鷹来屋ガーデン ささら

Fermentation culture experience facilities

酒蔵の歴史を未来へ繋ぐ新しい発信の拠点となる

 鷹来屋は明治 22 年創業の造り酒屋である。1979 年以降 17 年間は委託醸造となり、自社の蔵での製造は完全に休止していたが、蔵から立ち上る白煙を見ながら育った現 5 代当主は、1996 年に自らが杜氏として自社醸造を一から再開。日本ジオパークに登録され、水の豊かな土地の恵みを受け、久住山系伏流水の軟水とその土壌が育んだ自家栽培の米を原料に、完全手作りにこだわって酒造りを行っている。小規模ながらも種類豊富な商品を打ち出すことで酒蔵としての認知度を高めてきた鷹来屋は、新たな課題として、その歴史を次世代へ発展的に継承していくことを目指している。日本酒の醸造過程では、活用しなければ産業廃棄物になってしまう酒粕が生まれる。これまでも石鹸やプリンなどの商品を開発し、それを有効活用することで、酒以外の商品の可能性も拓いてきた。その試みをさらに広げ、持続可能な食文化を推進するために、酒造り由来のノンアルコールメニューの提供や、料理教室、ジオパークの学習教室を開催する。そうした発信活動の拠点として、気軽に立ち寄ることができ、土地の豊かな自然を感じながらゆっくりと過ごせる集いの場が求められ、この新施設が誕生した。
 井路や溶結凝灰岩の石垣、緑溢れる山々から成る集落の風景のなかにある新施設は、道路と水路を挟み、鷹来屋の酒蔵および直売店の真向かいに位置する。当初、建築物を道路沿いに配置して目立たせることも検討されたが、相対する新旧施設に挟まれた空間が豊かに繋がることを目指し、セットバックすることで庭を設けた。

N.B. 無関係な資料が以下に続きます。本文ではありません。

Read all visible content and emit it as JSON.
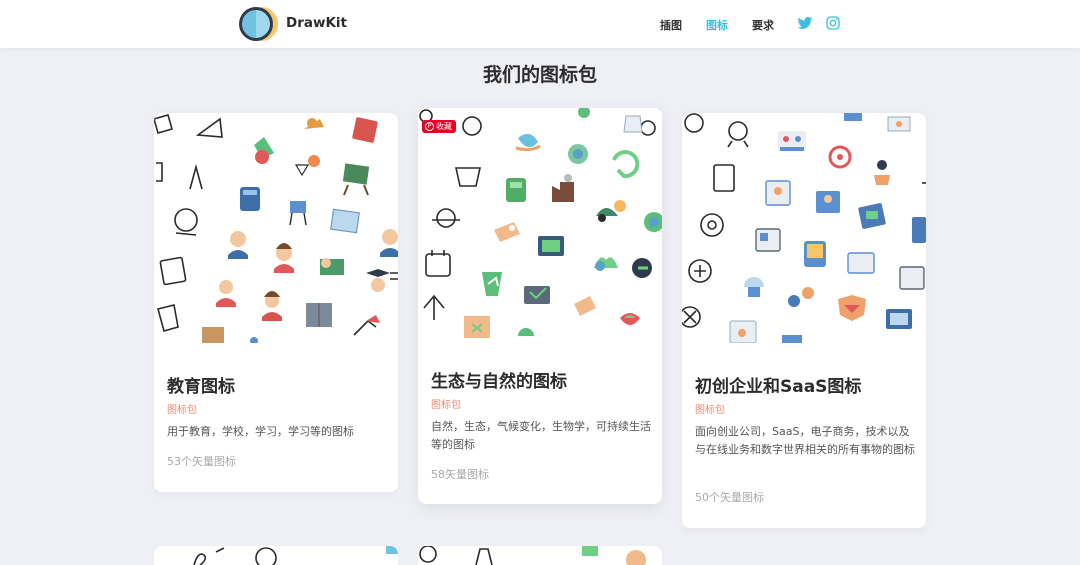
{
  "navbar": {
    "brand": "DrawKit",
    "links": [
      {
        "label": "插图",
        "active": false
      },
      {
        "label": "图标",
        "active": true
      },
      {
        "label": "要求",
        "active": false
      }
    ],
    "social": [
      "twitter-icon",
      "instagram-icon"
    ],
    "accent_color": "#3ebde2"
  },
  "page": {
    "title": "我们的图标包"
  },
  "cards": [
    {
      "title": "教育图标",
      "tag": "图标包",
      "description": "用于教育，学校，学习，学习等的图标",
      "count": "53个矢量图标"
    },
    {
      "title": "生态与自然的图标",
      "tag": "图标包",
      "description": "自然，生态，气候变化，生物学，可持续生活等的图标",
      "count": "58矢量图标",
      "save_badge": "收藏"
    },
    {
      "title": "初创企业和SaaS图标",
      "tag": "图标包",
      "description": "面向创业公司，SaaS，电子商务，技术以及与在线业务和数字世界相关的所有事物的图标",
      "count": "50个矢量图标"
    }
  ],
  "colors": {
    "tag": "#f08a6b",
    "background": "#eff0f6",
    "save_badge": "#e60023"
  }
}
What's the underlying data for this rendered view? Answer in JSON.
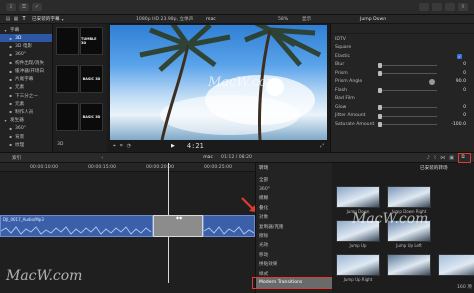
{
  "topbar": {
    "library_label": "已安装的字幕",
    "video_format": "1080p HD 23.98p, 立体声",
    "project_name": "mac",
    "zoom": "58%",
    "view_label": "显示",
    "inspector_title": "Jump Down"
  },
  "sidebar": {
    "items": [
      {
        "label": "字幕",
        "level": 0
      },
      {
        "label": "3D",
        "level": 1
      },
      {
        "label": "3D 电影",
        "level": 1
      },
      {
        "label": "360°",
        "level": 1
      },
      {
        "label": "构件出现/消失",
        "level": 1
      },
      {
        "label": "缓冲器/开场白",
        "level": 1
      },
      {
        "label": "片尾字幕",
        "level": 1
      },
      {
        "label": "元素",
        "level": 1
      },
      {
        "label": "下三分之一",
        "level": 1
      },
      {
        "label": "元素",
        "level": 1
      },
      {
        "label": "制作人员",
        "level": 1
      },
      {
        "label": "发生器",
        "level": 0
      },
      {
        "label": "360°",
        "level": 1
      },
      {
        "label": "背景",
        "level": 1
      },
      {
        "label": "纹理",
        "level": 1
      }
    ],
    "selected_index": 1
  },
  "browser_tiles": [
    {
      "label": "",
      "thumb": "",
      "row": 0,
      "col": 0
    },
    {
      "label": "",
      "thumb": "TUMBLE 3D",
      "row": 0,
      "col": 1
    },
    {
      "label": "",
      "thumb": "",
      "row": 1,
      "col": 0
    },
    {
      "label": "",
      "thumb": "BASIC 3D",
      "row": 1,
      "col": 1
    },
    {
      "label": "",
      "thumb": "",
      "row": 2,
      "col": 0
    },
    {
      "label": "",
      "thumb": "BASIC 3D",
      "row": 2,
      "col": 1
    }
  ],
  "browser_bottom_label": "3D",
  "viewer": {
    "timecode": "4:21",
    "watermark": "MacW.com"
  },
  "inspector": {
    "rows": [
      {
        "label": "IDTV",
        "type": "text"
      },
      {
        "label": "Square",
        "type": "text"
      },
      {
        "label": "Elastic",
        "type": "check"
      },
      {
        "label": "Blur",
        "type": "slider",
        "value": "0"
      },
      {
        "label": "Prism",
        "type": "slider",
        "value": "0"
      },
      {
        "label": "Prism Angle",
        "type": "dial",
        "value": "90.0"
      },
      {
        "label": "Flash",
        "type": "slider",
        "value": "0"
      },
      {
        "label": "Bad Film",
        "type": "text"
      },
      {
        "label": "Glow",
        "type": "slider",
        "value": "0"
      },
      {
        "label": "Jitter Amount",
        "type": "slider",
        "value": "0"
      },
      {
        "label": "Saturate Amount",
        "type": "slider",
        "value": "-100.0"
      }
    ]
  },
  "timeline_bar": {
    "index_label": "索引",
    "project": "mac",
    "position": "01:12 / 08:20"
  },
  "ruler_marks": [
    "00:00:10:00",
    "00:00:15:00",
    "00:00:20:00",
    "00:00:25:00"
  ],
  "clip": {
    "label": "DJI_0017_Audio/Mp3"
  },
  "categories": {
    "header": "转场",
    "items": [
      "全部",
      "360°",
      "模糊",
      "叠化",
      "对象",
      "复制器/克隆",
      "擦除",
      "光效",
      "移动",
      "拼贴效果",
      "样式",
      "Modern Transitions"
    ],
    "selected": "Modern Transitions"
  },
  "transitions": {
    "header": "已安装的转场",
    "items": [
      {
        "label": "Jump Down"
      },
      {
        "label": "Jump Down Right"
      },
      {
        "label": "Jump Up"
      },
      {
        "label": "Jump Up Left"
      },
      {
        "label": "Jump Up Right"
      },
      {
        "label": ""
      },
      {
        "label": ""
      }
    ]
  },
  "transitions_count": "160 项",
  "watermark_text": "MacW.com",
  "colors": {
    "selection": "#2d56a3",
    "accent_red": "#e23a2e",
    "clip_blue": "#3b5fa8"
  }
}
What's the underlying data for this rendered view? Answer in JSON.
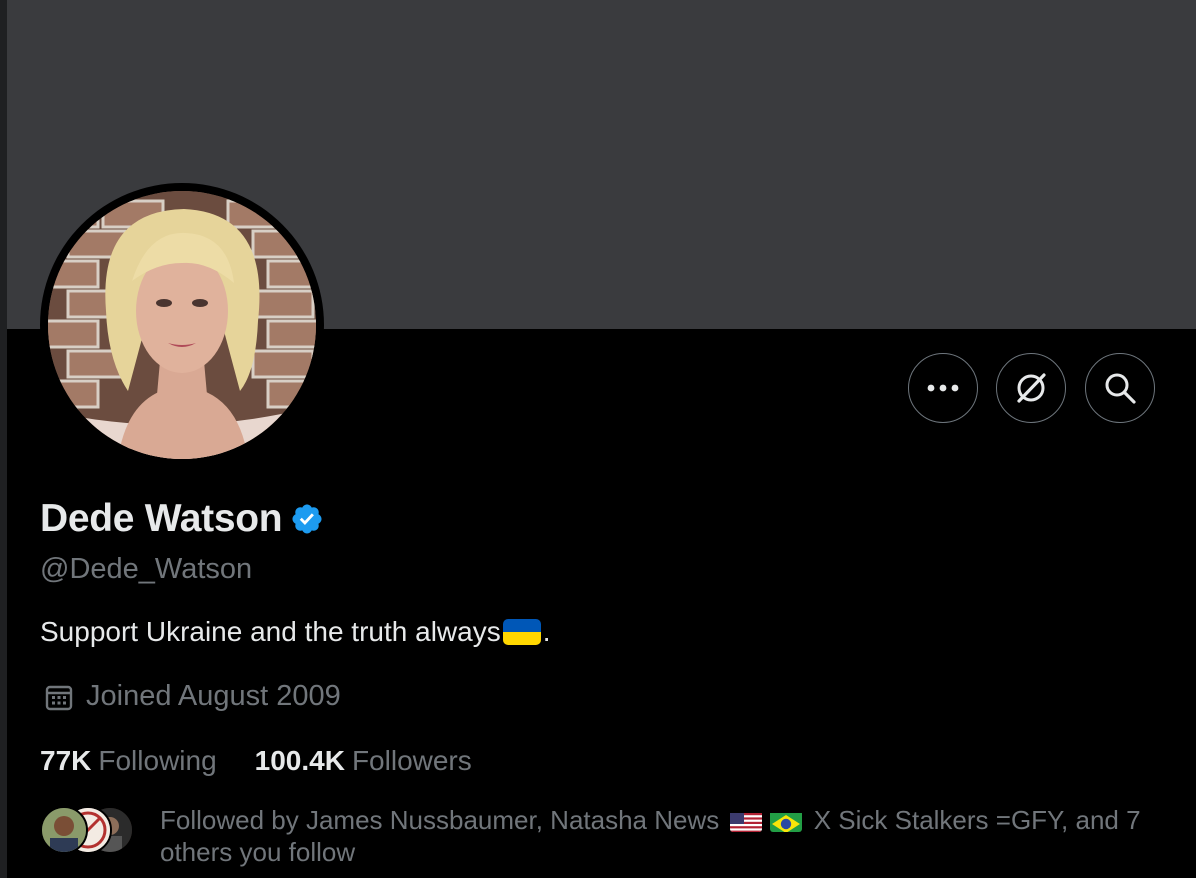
{
  "profile": {
    "display_name": "Dede Watson",
    "handle": "@Dede_Watson",
    "bio_text": "Support Ukraine and the truth always",
    "bio_end": ".",
    "bio_flag": "ukraine-flag",
    "joined": "Joined August 2009",
    "verified": true
  },
  "stats": {
    "following_count": "77K",
    "following_label": "Following",
    "followers_count": "100.4K",
    "followers_label": "Followers"
  },
  "followed_by": {
    "prefix": "Followed by James Nussbaumer, Natasha News",
    "flags": [
      "us-flag",
      "brazil-flag"
    ],
    "suffix": "X Sick Stalkers =GFY, and 7 others you follow"
  },
  "actions": {
    "more_icon": "more-icon",
    "grok_icon": "grok-icon",
    "search_icon": "search-icon"
  },
  "colors": {
    "banner": "#3a3b3e",
    "verified": "#1d9bf0",
    "muted_text": "#71767b",
    "primary_text": "#e7e9ea"
  }
}
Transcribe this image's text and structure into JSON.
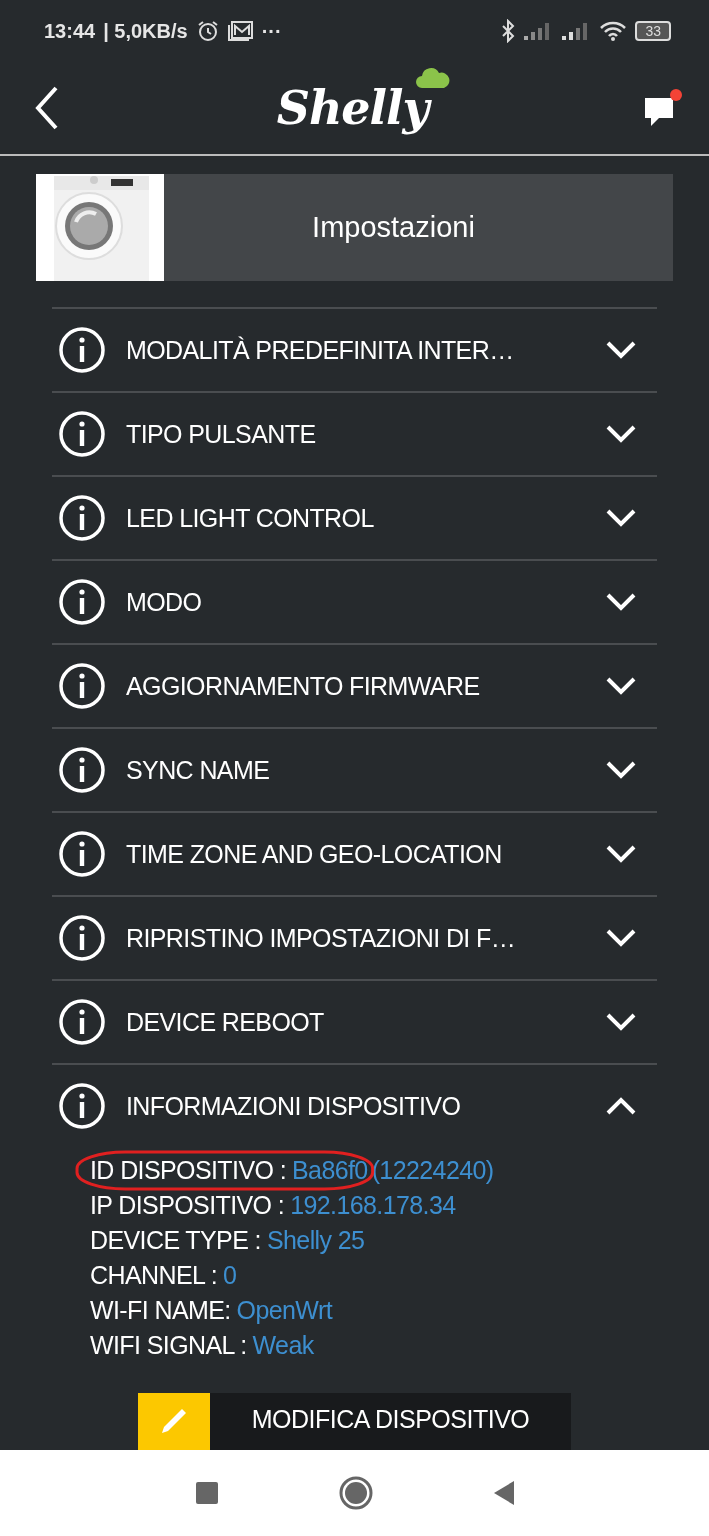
{
  "status_bar": {
    "time": "13:44",
    "speed": "| 5,0KB/s",
    "more": "···",
    "battery": "33"
  },
  "header": {
    "logo": "Shelly",
    "notification_unread": true
  },
  "device_card": {
    "title": "Impostazioni"
  },
  "settings": [
    {
      "label": "MODALITÀ PREDEFINITA INTER…",
      "expanded": false
    },
    {
      "label": "TIPO PULSANTE",
      "expanded": false
    },
    {
      "label": "LED LIGHT CONTROL",
      "expanded": false
    },
    {
      "label": "MODO",
      "expanded": false
    },
    {
      "label": "AGGIORNAMENTO FIRMWARE",
      "expanded": false
    },
    {
      "label": "SYNC NAME",
      "expanded": false
    },
    {
      "label": "TIME ZONE AND GEO-LOCATION",
      "expanded": false
    },
    {
      "label": "RIPRISTINO IMPOSTAZIONI DI F…",
      "expanded": false
    },
    {
      "label": "DEVICE REBOOT",
      "expanded": false
    },
    {
      "label": "INFORMAZIONI DISPOSITIVO",
      "expanded": true
    }
  ],
  "device_info": [
    {
      "label": "ID DISPOSITIVO :",
      "value": "Ba86f0",
      "extra": "(12224240)",
      "highlighted": true
    },
    {
      "label": "IP DISPOSITIVO :",
      "value": "192.168.178.34"
    },
    {
      "label": "DEVICE TYPE :",
      "value": "Shelly 25"
    },
    {
      "label": "CHANNEL :",
      "value": "0"
    },
    {
      "label": "WI-FI NAME:",
      "value": "OpenWrt"
    },
    {
      "label": "WIFI SIGNAL :",
      "value": "Weak"
    }
  ],
  "edit_button": {
    "label": "MODIFICA DISPOSITIVO"
  }
}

それは、新施設を既存の酒蔵や集落の環境へと繋ぐ緩衝地となり、酒蔵の、あるいは地域の余白となりうる。さらにデザインに際して、当初は昔ながらの酒蔵を感じさせるような丸太や梁の小屋組を見せる設計も検討されたが、コの字型のコンクリート壁に九州産杉 CLT 折版構造屋根を架けるシンプルな構造を取ることによって、柱や梁を通さずにひと繋がりの広々とした空間を実現。庭側の全面をガラス窓とし、庭に向かって開放した。庇は、切妻屋根のスラストを抑える機能を持ちつつ中間領域を成し、室内と庭を接続している。その繋がりは、敷地内を越えて、石垣、水路、道路、既存の酒蔵、さらには集落や農業環境へ広がってゆく。素材選びでは、9万年前の阿蘇山噴火で堆積した凝灰岩や、それに質感を合わせたコンクリート壁、周囲と勾配を合わせた切妻瓦屋根を採用し、この土地に堆積した時間との接続を持たせた。また、酒造りのストーリーを語らせたテラゾーのテーブルや、日本酒や日本食が引き立つ色合いのイチョウの天板ど、様々な用途に対応しながらも酒が生まれた環境を肌で感じられるようなインテリアによって空間を構成している。
 「人の集える庭を作りたい」という鷹来屋の主人の強い願いが実現し、酒蔵の活動がまちと環境の一部となり、ここを拠点にさらに波及していくことを後押しする空間となった。